Loi Sapin II sur la transparence : un test pour rassembler la gauche
A moins d'un an d'une présidentielle plus que périlleuse pour la gauche au pouvoir, ce texte entend poursuivre "le récit du Bourget", référence au fameux discours de campagne de François Hollande ("Mon véritable adversaire, c'est le monde de la finance"), selon ses rapporteurs socialistes, Sébastien Denaja, Romain Colas et Dominique Potier. Reste à savoir si le conflit persistant autour du projet de loi travail ne va pas parasiter l'ambiance.
Vingt-trois ans après sa première loi anticorruption, Michel Sapin, ministre des Finances et proche du président, porte ce vaste projet de loi sur la transparence, la lutte contre la corruption et la modernisation de la vie économique devant notamment permettre à la France de "rattraper son retard". Ses collègues Jean-Jacques Urvoas (Justice), Emmanuel Macron (Economie) et Stéphane Le Foll (Agriculture) pilotent les volets de leur compétence. Près de 1.500 amendements ont été déposés sur ce texte de 57 articles, globalement bien vu par tous les groupes de gauche mais partageant la droite.
Outre une transparence accrue, "condition sine qua non pour que nos concitoyens retrouvent confiance dans les institutions publiques et dans une économie ouverte et saine", l'objectif est d'encourager "le financement de l’économie réelle" mais aussi de lutter "contre la finance qui corrompt", selon M. Sapin. Dans le classement de l’ONG Transparency international, la France occupait en 2015 le 23e rang en termes de lutte contre la corruption, sur 104 pays notés.
Et, en 2014, l'OCDE n'avait pas trouvé à la hauteur l'arsenal de lutte contre la corruption d'agents publics étrangers issu notamment de la loi Sapin I, et épinglé le peu d'allant pour poursuivre les entreprises nationales s'en rendant coupables. Une série de sociétés françaises ont été condamnées à l'étranger, pour l'essentiel aux Etats-Unis, comme Alstom, Total, Technip ou Alcatel.
Outre la possibilité de condamner en France un dirigeant pour des faits de corruption à l'étranger ou le pouvoir donné à certaines associations d'ester en justice, le projet de loi crée une "Agence française anti-corruption" et un cadre de protection pour les lanceurs d'alerte.
L’affaire des Panama Papers ou celle des Luxleaks ont mis en lumière récemment le rôle crucial des lanceurs d’alerte, mais aussi les risques professionnels et personnels encourus. Le lobbying doit aussi être plus encadré avec ce texte.

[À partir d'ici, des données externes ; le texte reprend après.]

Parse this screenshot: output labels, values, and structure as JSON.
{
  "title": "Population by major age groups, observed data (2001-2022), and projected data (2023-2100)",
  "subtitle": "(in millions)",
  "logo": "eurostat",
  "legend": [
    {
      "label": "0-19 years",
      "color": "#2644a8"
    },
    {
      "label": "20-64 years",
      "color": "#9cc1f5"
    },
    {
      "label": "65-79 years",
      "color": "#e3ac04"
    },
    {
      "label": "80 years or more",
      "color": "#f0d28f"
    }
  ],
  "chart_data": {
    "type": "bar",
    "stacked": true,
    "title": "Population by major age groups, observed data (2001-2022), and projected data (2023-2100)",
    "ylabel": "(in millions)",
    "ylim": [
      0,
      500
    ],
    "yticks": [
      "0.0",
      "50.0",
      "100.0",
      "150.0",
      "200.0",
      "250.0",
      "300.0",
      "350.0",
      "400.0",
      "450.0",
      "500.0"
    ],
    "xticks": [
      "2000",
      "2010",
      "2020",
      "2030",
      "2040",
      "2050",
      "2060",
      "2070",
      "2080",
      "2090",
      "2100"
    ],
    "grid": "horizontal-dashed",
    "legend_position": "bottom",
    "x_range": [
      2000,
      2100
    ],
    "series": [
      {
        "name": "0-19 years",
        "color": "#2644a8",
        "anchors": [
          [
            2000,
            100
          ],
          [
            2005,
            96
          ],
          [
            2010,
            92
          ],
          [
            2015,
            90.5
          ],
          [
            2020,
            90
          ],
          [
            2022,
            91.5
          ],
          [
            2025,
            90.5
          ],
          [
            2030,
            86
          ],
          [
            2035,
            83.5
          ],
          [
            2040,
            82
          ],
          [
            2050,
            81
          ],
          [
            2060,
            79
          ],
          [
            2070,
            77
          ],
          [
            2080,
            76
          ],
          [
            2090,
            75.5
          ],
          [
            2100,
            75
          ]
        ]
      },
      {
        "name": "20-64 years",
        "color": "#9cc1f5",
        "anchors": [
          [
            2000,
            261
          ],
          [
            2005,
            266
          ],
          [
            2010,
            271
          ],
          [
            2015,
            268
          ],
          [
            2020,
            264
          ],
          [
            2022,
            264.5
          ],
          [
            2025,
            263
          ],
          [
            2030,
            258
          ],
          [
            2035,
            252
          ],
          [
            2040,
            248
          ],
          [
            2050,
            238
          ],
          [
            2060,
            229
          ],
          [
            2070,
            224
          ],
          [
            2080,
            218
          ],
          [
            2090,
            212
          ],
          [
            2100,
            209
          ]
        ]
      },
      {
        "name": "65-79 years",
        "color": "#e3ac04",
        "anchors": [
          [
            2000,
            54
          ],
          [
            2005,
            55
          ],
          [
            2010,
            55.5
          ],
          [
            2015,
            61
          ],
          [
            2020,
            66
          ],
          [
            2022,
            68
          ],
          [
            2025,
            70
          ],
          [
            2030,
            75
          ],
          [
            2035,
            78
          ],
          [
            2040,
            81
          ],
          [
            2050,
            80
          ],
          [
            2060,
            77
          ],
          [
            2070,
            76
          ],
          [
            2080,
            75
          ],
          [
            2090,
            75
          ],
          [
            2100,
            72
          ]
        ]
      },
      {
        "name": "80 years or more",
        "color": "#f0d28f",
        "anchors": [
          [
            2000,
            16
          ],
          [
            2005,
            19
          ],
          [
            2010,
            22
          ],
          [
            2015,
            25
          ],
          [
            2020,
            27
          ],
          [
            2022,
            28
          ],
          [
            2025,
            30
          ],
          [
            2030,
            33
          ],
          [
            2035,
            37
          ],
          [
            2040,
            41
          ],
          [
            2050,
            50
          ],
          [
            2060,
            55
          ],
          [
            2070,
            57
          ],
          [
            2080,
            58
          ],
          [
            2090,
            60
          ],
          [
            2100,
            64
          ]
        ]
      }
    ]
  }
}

Si le gouvernement a retiré le controversé dispositif de transaction pénale, qui devait permettre aux entreprises mises en cause dans des affaires de corruption de payer une amende pour s’éviter un procès -sur le modèle du "plaider coupable" américain-, une alternative a été introduite en commission par certains socialistes. De quoi alimenter des débats "âpres", a prévenu le président de la commission des Lois, Dominique Raimbourg (PS), selon lequel le ministre de la Justice est "opposé à tout mécanisme de transaction".
Dans une période pré-électorale où la majorité recherche des marqueurs de gauche, la rémunération des dirigeants d'entreprises s'est rajoutée au menu du projet de loi. Finalement décidé à légiférer après les nouvelles polémiques concernant Carlos Ghosn (Renault) et Carlos Tavares (PSA), l'exécutif a opté pour rendre contraignants, via un amendement PS, les avis des assemblées générales d'actionnaires.
Quant à la transparence accrue pour lutter contre l'évasion fiscale, les rapporteurs vont proposer d'étendre à tous les pays mais sous conditions le "reporting" public des activités des multinationales. Promesses d'autres discussions dans l'hémicycle, les mesures pour assouplir les règles d'entrée dans certains métiers font craindre à l'artisanat "nivellement par le bas" et "concurrence déloyale".
L'UPA a envoyé des "boxes" à six ministres pour s'"improviser artisan", ironisant sur un Manuel Valls reconverti en plâtrier, Michel Sapin en boulanger, ou Emmanuel Macron en esthéticien.